I know and like a few songs by Bob Marley. Personal favourites include Redemption Song, Is this love, Burnin' and Lootin' (which Mathieu Kassovitz used in the opening sequence of his film La haine where I first heard the song. See video below), and I have always found the storyline of I Shot the Sheriff amusing. So it is somewhat riveting to discover that it was Esther's doctor in Knightsbridge, one Dr Henderson, who inadvertently inspired the song, and is the proverbial 'sheriff' that is shot - because Marley was against his giving birth control pills to 'his woman' ('Every time I plant a seed, he kills it before it grows.')  However little I know of his songs - and I am quite musically clueless - my knowledge of the man Marley himself is negligible. I should perhaps have taken advantage of meeting Rita Marley to chat with her about him, but hey, I was twelve and my immediate preoccupation was how many more chicken pies I could eat, not an intellectual conversation about this unforgettable son of Jamaica.

And yet, the decision to go to the premiere was made within a millisecond of reading about it in Friday's Evening Standard newspaper - egged on by this particular statement Esther made in the article: 'Being in love with Bob Marley was a very private matter for me and it's taken me 37 years to reveal this to the world.' And it is quite an intimate revelation of the man and his music, as Esther speaks for the first time about her relationship  with Bob Marley, and the time she spent filming and helping him with his songs, including an experience the two of them had of being forgotten at a hotel in Haiti which led to the writing of Get up, Stand up.    

Long-lost footage found after 37 years of Marley at home in Jamaica is interspersed with contemporary shots and interviews from the families of the people who shaped the reggae legend into the man the world came to know: there is an interview with Marcia Higgs, daughter of Joe Higgs, the vocal coach who taught Marley, Peter Tosh and Bunny Wailer to harmonize in the days when they would sing on the street corners of Trenchtown, Jamaica; a touching contemporary scene with a reminiscing Mother Macky, wife of Bongo Macky, surrounded by her children and grandchildren singing Fly Away Home, a song Marley later recorded and called Rastaman Chant.    

In parts mundane, and in others touching for its intimate portrayal of now widely-known names, the film showed an authenticity that put Marley in a different light to the predominant image of a weed-smoking musician.
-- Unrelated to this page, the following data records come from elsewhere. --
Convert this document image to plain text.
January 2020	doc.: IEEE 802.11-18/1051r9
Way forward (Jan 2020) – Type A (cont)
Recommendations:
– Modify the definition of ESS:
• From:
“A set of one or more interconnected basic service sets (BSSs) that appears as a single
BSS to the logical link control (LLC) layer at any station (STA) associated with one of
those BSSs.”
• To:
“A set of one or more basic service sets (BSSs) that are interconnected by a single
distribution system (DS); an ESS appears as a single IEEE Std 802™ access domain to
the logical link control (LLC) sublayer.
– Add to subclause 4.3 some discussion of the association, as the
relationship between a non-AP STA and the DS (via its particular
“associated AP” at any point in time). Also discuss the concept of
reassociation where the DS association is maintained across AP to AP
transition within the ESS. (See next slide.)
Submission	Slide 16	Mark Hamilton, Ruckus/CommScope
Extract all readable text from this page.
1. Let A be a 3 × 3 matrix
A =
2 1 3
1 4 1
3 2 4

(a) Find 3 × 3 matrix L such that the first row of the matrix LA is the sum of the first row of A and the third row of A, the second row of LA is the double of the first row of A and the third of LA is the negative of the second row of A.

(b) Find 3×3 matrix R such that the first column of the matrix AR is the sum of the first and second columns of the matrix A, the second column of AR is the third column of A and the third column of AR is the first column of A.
This was about the music and the revolution, and the fiery social and political awareness therein.  And for her part Esther was vivacious and quirky, especially during the lively Question and Answer discussion after the show. What a spunky woman, I thought. And I remarked as much to a photographer friend of hers I happened to be standing by. He smiled warmly in  her direction and said, 'She is definitely punchy!'



Later on, I stood by the bar quietly sipping tap water on ice - (these are hard times) - and realized with a jolt that the woman herself had materialized at my side, and was demanding mulled wine from the clearly charmed bartender. He shook his head regretfully to indicate that he had none, and I'm sure both he and I were equally enchanted by the girlish petulance with which she said, 'Aw, all I want is a glass of mulled wine!' Turning around and noticing my sympathetic smile, she winked at me, 'It's Christmas isn't it? You'd think mulled wine would be the first thing they'd have!' A little starstruck at her nearness, I flashed an even bigger, slightly nervous smile, before managing to ask if the film was going to be available to view again online. 'Very soon, I hope, my dear..' she tapped my shoulder gently as she answered, and then she was swallowed up again with friends and well-wishers kissing and congratulating her on the success of the film. I do wish I could have conjured mulled wine from the heavens...

There is no way I can do this review justice, but you might find this an interesting read. In the meantime, here's the video of the opening scene in La haine





2 comments:

Etoile Oye said...

Dava, I can't believe you of all people let this photo opportunity slip by :P
I'm jealous tho... and will keep an eye out for the online viewing. They should give you a commission on my purchase.

Davida said...

My slick photo op styles didn't kick in fast enough!